Zeit der Aussöhnung

Beuys-Werke in der NRW-Landesvertretung

Es ist noch keine zehn Jahre her, daß Joseph Beuys aus der Düsseldorfer Kunstakademie fristlos vertrieben wurde und sich daraus ein mehrjähriger Arbeitsgerichtsstreit zwischen dem Künstler und dem damaligen Wissenschaftsminister (und heutigem Ministerpräsidenten) Johannes Rau entwickelte. Nun wurde, sozusagen unter der Schirmherrschaft von Rau, in der Bonner Vertretung des Landes Nordrhein-Westfalen eine Beuys-Ausstellung eröffnet. Der verstoßene Sohn wurde heimgeholt. Angesichts der breiten nationalen und internationalen Anerkennung, die Beuys in den letzten Jahren erfahren hat, konnte und wollte wohl auch das Land nicht mehr zurückstehen.
Beuys auf dem besten Weg zum Statskünstler? Wird er vielleicht zu seinem anstehenden 60. Geburtstag noch mit dem Bundesverdienstkreuz ausgezeichnet? Jedenfalls scheint die Zeit der Aussöhnung gekommen. Und Hausherr Minister Dieter Haak wertete das Zustandekommen der Ausstellung an diesem Ort als einen Beleg für die Liberalität des Landes.

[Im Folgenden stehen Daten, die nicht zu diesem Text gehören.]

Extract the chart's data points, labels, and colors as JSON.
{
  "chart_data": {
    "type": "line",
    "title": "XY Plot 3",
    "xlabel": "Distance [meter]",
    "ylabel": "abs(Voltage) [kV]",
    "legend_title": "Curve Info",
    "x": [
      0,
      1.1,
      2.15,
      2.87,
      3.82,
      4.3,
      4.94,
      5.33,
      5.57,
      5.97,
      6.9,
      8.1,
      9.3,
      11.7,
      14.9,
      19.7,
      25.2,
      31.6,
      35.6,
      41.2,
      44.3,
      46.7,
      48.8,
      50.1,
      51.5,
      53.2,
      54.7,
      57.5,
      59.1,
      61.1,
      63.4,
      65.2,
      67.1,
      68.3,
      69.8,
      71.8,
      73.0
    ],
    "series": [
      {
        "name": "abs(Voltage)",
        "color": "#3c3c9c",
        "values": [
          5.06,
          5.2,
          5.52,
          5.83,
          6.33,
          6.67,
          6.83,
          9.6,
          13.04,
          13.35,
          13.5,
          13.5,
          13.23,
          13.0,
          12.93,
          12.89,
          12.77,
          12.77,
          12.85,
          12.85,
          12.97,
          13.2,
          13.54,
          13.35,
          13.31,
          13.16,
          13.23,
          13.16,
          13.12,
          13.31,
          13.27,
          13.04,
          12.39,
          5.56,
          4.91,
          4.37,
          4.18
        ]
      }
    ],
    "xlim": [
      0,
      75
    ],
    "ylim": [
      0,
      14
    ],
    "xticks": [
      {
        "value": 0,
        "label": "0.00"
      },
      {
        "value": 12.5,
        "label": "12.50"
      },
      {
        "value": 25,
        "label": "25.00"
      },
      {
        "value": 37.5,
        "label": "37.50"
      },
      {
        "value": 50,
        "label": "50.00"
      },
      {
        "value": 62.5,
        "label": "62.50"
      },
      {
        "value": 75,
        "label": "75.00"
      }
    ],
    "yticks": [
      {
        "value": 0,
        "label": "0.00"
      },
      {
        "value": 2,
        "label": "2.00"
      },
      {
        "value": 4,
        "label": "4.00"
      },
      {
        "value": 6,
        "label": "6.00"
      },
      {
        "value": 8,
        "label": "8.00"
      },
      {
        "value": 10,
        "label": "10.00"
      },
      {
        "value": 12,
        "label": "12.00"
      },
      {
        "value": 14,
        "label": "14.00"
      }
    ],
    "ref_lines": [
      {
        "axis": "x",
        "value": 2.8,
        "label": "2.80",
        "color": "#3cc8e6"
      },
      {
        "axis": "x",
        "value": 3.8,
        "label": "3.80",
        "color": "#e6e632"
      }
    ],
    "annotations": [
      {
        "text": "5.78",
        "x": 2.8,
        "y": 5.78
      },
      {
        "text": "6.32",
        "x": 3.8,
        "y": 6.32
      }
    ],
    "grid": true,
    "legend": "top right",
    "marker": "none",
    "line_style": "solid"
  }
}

Die Bonner Diplomaten- und Ministerial-Gesellschaft, die in fast erdrückendem Umfange der Einladung gefolgt war, lieferte den Beweis dafür, wie sehr die Attraktivität von Kunst durch den Rahmen, in dem sie präsentiert wird, gesteigert werden kann. Denn all die Objekte, Zeichnungen und Multiples von Beuys, die da als gewagte Neufindungen bestaunt oder als Kuriosa belächelt wurden, sind gar nicht so neu und den Bonnern zudem seit langem ständig zugänglich. Zu sehen sind sie normalerweise im nur wenige Kilometer entfernten Bonner Kunstmuseum. Aber, so muß man fragen, wer nimmt das schon wahr?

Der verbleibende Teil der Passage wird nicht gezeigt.